Un réflexion qu'il fait suivre «des renvois à leurs textes intégraux et de quelques passages emblématiques» à relire avec délectation.

En ce jour de Noël, Raffaella nous fait le cadeau de publier sur son site cette homélie du 25 décembre 1978. Elle est évidemment plus modeste, et peut-être ne peut-elle pas être classée parmi les chef-d'oeuvre ciselés que le Pape nous a offerts entre décembre 2005 et décembre 2012, ne s'adressant pas encore au monde entier, mais Raffaella note à juste titre qu'elle aurait pu être écrite aujourd'hui.
Il y a une longue partie magnifique sur l'éloignement actuel de la doctrine de l'Eglise, sur le côté humain de Noël, la Naissance du Fils de Dieu qui est aussi le fils de Marie, et sur le mal occidental du refus de l'enfant "qui frappe en vain" à notre porte.

Lue sans discernement (en particulier sans replacer dans le contexte de l'époque), la dernière partie pourrait être exploitée par ceux qui nous disent en ce moment d'ouvrir tout grand nos frontières aux "migrants"... Mais même si le message chrétien, dont l'archevêque de Münich d'alors se fait évidemment le porte-parole, particulièrement en ce jour de Noël, est universel, et transcende le temps aussi bien que l'espace, il n'est pas certain que les boat people vietnamiens, qui fuyaient le communisme en 1978, peuvent se comparer aux "réfugiés" de 2015. Déjà, le phénomène est d'une toute autre ampleur, et revêt par là une autre signification historique. Et je me demande si le saint-Père dirait encore les mêmes mots aujourd'hui (1).

Homélie pour Noël.
Ratzinger à Münich (1978): L'enfant frappe à la porte...


Joseph Ratzinger
Via ilblogdiraffaella.blogspot.it
(Ma traduction)


Si nous considérons la liturgie du Noël de l'Eglise, voici qu'elle nous apparaît comme un précieux tissu composé de multiples fils: les fils de l'Ancien Testament, en particulier les Psaumes et les prophètes, ceux des lettres de Paul et enfin les différentes nuances de trois évangélistes, Matthieu, Luc et Jean. Deux d'entre eux, cependant, Luc et Jean, forment la véritable "bitonalité" de la Nativité, qui constitue la foi dans le Noël de l'Eglise. Ne pas tenir compte de cela, c'est détruire le vrai mystère de Noël.
Dans son récit Luc, qui fait remonter sa tradition aux choses sur lesquelles Marie a réfléchi et qu'elle a gardées pour elle dans la contemplation du mystère de Dieu, nous fait connaître la participation humaine et la ferveur maternelle avec laquelle la mère du Seigneur a vécu les événements de la Nuit Sainte.
Au contraire, Jean ne prend pas en compte les détails humains de l'histoire, mais nous fait tourner le regard jusqu'aux abysses de l'éternité, pour nous faire reconnaître le véritable ordre de grandeur de l'événement: la Parole s'est fait chair et de sa plénitude nous avons reçu grâce sur grâce. Voilà pourquoi les Conciles de l'Église primitive se sont efforcés d'exprimer avec des mots cette chose grande, inattendue est toujours inconcevable et inexprimable: le temps où le Fils éternel de Dieu est devenu le fils de Marie. Celui qui est engendré par le Père dans l'éternité est devenu homme dans l'histoire grâce à Marie. Le vrai fils de Dieu est le vrai fils de l'homme.

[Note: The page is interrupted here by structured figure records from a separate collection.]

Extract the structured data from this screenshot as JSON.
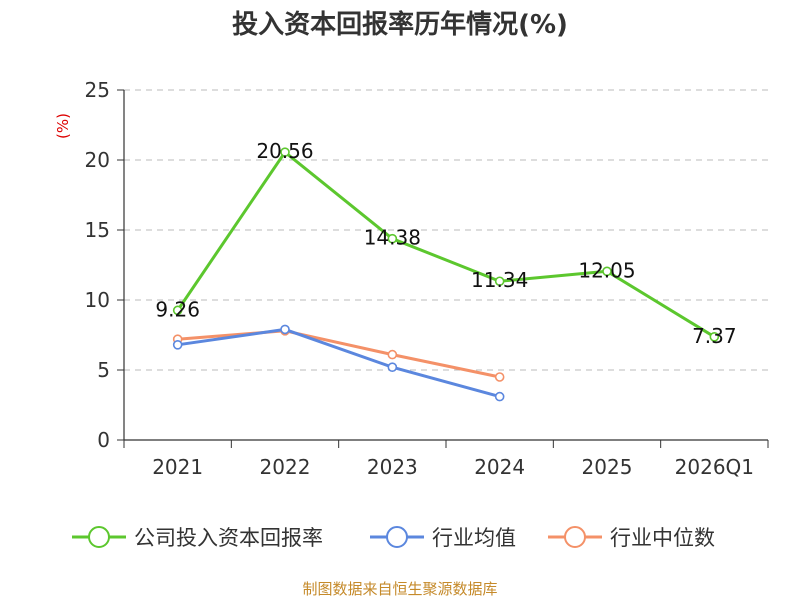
{
  "chart_data": {
    "type": "line",
    "title": "投入资本回报率历年情况(%)",
    "ylabel": "(%)",
    "xlabel": "",
    "categories": [
      "2021",
      "2022",
      "2023",
      "2024",
      "2025",
      "2026Q1"
    ],
    "ylim": [
      0,
      25
    ],
    "yticks": [
      0,
      5,
      10,
      15,
      20,
      25
    ],
    "grid": true,
    "legend_position": "bottom",
    "series": [
      {
        "name": "公司投入资本回报率",
        "color": "#5cc72e",
        "values": [
          9.26,
          20.56,
          14.38,
          11.34,
          12.05,
          7.37
        ],
        "labels": [
          "9.26",
          "20.56",
          "14.38",
          "11.34",
          "12.05",
          "7.37"
        ]
      },
      {
        "name": "行业均值",
        "color": "#5b87de",
        "values": [
          6.8,
          7.9,
          5.2,
          3.1,
          null,
          null
        ]
      },
      {
        "name": "行业中位数",
        "color": "#f49168",
        "values": [
          7.2,
          7.8,
          6.1,
          4.5,
          null,
          null
        ]
      }
    ],
    "source": "制图数据来自恒生聚源数据库"
  }
}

Aujourd'hui, dans le monde chrétien, ces dogmes ne comptent plus beaucoup. Ils nous semblent trop grands et trop éloignés pour affecter nos vies. Et les ignorer ou ne pas trop les prendre en en considération, faisant du fils de Dieu, plus ou moins son représentant, semble presque être une sorte de "transgression pardonnable" pour les chrétiens.
On argue du prétexte que tous ces concepts sont si loin de nous que ne nous ne réussirons jamais à les traduire en paroles convaincantes et, au fond, même pas à les comprendre. En outre, nous nous sommes fait une telle idée de la tolérance et le pluralisme, que croire que la vérité s'est effectivement manifestée semble être rien de moins qu'une violation de la tolérance. Pourtant, si nous pensons ainsi, nous effaçons la vérité, nous faisons de l'homme un être auquel la vérité est définitivement fermée et nous nous contraignons, nous-mêmes et le monde, à adhérer à un relativisme vide.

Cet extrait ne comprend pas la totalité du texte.